General characteristics
- Displacement: 121 tons
- Length: 90 ft 9 in (27.66 m)
- Beam: 19 ft 2 in (5.84 m)
- Draught: 7 ft 3 in (2.21 m)
- Propulsion: steam engine; screw-propelled;
- Speed: 9 knots
- Complement: 26
- Armament: one 12-pounder howitzer; one 12-pounder rifled gun;

= USS Larkspur =

USS Larkspur was a steamer acquired by the Union Navy during the American Civil War. She was used by the Navy as a tugboat.

Larkspur was built in 1863 at Wilmington, Delaware, as Pontiac; purchased by the Navy at Wilmington from W. A. James & Co. 6 October 1863; delivered on the 12th; and commissioned at Philadelphia Navy Yard 16 October 1863, acting Ens. Francis B. Davis in command.

== Assigned to the South Atlantic Blockade ==

The new tug was assigned to the South Atlantic Blockading Squadron and had arrived Port Royal, South Carolina, by 1 November.
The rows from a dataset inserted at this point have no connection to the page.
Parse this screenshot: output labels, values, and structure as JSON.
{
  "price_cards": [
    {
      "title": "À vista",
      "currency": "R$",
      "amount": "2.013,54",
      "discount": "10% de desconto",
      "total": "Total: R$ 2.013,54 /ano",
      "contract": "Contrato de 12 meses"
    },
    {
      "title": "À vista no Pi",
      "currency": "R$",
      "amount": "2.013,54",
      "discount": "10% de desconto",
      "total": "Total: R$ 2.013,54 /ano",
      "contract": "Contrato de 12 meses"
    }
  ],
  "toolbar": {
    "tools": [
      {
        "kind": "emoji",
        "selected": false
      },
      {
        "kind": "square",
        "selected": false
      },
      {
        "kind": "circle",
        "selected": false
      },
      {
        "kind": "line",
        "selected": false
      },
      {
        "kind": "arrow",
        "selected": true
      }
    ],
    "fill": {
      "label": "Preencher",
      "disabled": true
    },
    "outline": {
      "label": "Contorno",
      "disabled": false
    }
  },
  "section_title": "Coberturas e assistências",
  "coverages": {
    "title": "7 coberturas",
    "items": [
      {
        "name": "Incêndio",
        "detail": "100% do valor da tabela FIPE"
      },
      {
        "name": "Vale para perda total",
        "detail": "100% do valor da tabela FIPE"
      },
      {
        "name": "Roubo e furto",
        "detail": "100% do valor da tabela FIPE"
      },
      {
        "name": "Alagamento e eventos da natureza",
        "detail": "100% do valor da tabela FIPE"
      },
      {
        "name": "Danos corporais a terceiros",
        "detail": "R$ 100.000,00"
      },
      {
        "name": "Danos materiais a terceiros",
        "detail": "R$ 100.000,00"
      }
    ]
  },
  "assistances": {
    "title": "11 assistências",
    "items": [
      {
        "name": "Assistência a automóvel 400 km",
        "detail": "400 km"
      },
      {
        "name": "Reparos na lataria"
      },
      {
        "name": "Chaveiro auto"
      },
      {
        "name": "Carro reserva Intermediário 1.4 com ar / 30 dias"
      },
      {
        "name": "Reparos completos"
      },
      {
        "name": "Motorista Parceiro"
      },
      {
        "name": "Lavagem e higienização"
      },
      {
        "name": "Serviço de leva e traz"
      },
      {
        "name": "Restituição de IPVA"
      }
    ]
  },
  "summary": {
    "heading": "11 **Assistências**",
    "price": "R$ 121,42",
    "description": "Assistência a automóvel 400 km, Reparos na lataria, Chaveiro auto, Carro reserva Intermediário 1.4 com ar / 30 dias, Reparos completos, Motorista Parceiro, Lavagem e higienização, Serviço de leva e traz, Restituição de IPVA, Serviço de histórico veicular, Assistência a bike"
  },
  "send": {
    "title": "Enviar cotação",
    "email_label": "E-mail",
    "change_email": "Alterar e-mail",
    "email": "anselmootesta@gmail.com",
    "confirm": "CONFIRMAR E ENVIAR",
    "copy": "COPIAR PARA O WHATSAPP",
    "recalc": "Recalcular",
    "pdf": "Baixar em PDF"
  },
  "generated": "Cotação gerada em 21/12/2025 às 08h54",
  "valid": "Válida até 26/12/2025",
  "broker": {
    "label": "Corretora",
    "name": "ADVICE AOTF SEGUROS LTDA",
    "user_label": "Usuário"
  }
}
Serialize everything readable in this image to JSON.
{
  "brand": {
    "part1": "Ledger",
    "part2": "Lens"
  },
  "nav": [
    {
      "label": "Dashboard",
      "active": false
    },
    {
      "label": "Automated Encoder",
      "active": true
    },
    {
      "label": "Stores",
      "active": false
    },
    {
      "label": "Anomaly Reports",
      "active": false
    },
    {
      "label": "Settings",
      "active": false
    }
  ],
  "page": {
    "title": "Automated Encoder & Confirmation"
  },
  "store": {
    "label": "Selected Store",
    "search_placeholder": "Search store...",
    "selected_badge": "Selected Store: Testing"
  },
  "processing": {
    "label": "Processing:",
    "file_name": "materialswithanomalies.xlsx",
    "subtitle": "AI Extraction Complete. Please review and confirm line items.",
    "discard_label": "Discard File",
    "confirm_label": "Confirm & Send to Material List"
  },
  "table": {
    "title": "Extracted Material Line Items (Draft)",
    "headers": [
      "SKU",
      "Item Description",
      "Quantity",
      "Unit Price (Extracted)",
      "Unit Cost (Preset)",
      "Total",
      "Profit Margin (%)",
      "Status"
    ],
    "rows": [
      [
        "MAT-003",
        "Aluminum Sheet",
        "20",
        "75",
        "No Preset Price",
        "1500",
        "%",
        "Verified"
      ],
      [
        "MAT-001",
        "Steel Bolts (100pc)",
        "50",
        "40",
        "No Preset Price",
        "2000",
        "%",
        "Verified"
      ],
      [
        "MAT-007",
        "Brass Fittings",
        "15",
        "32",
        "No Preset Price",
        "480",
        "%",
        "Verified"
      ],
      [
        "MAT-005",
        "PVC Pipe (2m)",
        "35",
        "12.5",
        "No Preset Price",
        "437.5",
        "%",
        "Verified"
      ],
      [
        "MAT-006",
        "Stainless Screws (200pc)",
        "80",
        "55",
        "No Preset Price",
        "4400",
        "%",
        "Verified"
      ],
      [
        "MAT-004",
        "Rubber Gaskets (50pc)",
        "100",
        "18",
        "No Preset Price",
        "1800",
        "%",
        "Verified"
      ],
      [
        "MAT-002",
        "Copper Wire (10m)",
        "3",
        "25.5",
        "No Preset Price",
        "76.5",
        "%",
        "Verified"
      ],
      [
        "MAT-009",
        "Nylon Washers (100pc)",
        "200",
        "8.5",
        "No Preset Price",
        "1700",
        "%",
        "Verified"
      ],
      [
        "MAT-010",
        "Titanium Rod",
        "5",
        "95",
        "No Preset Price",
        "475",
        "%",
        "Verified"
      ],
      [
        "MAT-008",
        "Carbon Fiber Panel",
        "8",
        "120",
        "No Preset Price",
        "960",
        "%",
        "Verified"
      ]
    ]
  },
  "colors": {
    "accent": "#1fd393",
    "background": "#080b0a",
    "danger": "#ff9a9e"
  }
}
She served there during most of the remainder of the Civil War towing and repairing the ships of the blockade, steaming along the Confederate coast gathering information about activity ashore, carrying messages between ships of the squadron, and providing countless other services which helped the Union Navy to strangle the South.

On 8 December she was ordered to St. Simons Sound, Georgia, to seek word of General William Tecumseh Sherman’s army which was expected to emerge from the Georgia hinterland ending his famous march to the sea. Four days later she was sent to Savannah, Georgia, to assist the Union Army after it reached the sea.

== Final operations, decommissioning and civilian career ==

During the remainder of the war the tug operated at Charleston, South Carolina, and Port Royal. She departed the latter port 27 June 1865 for Philadelphia, Pennsylvania, where she decommissioned 8 July. Larkspur was sold at public auction Philadelphia 10 August and redocumented as Larkspur 5 September 1865. She was renamed M. Vandercook 13 September 1883 and again renamed Somerville 27 April 1898. The tug was finally abandoned in 1905.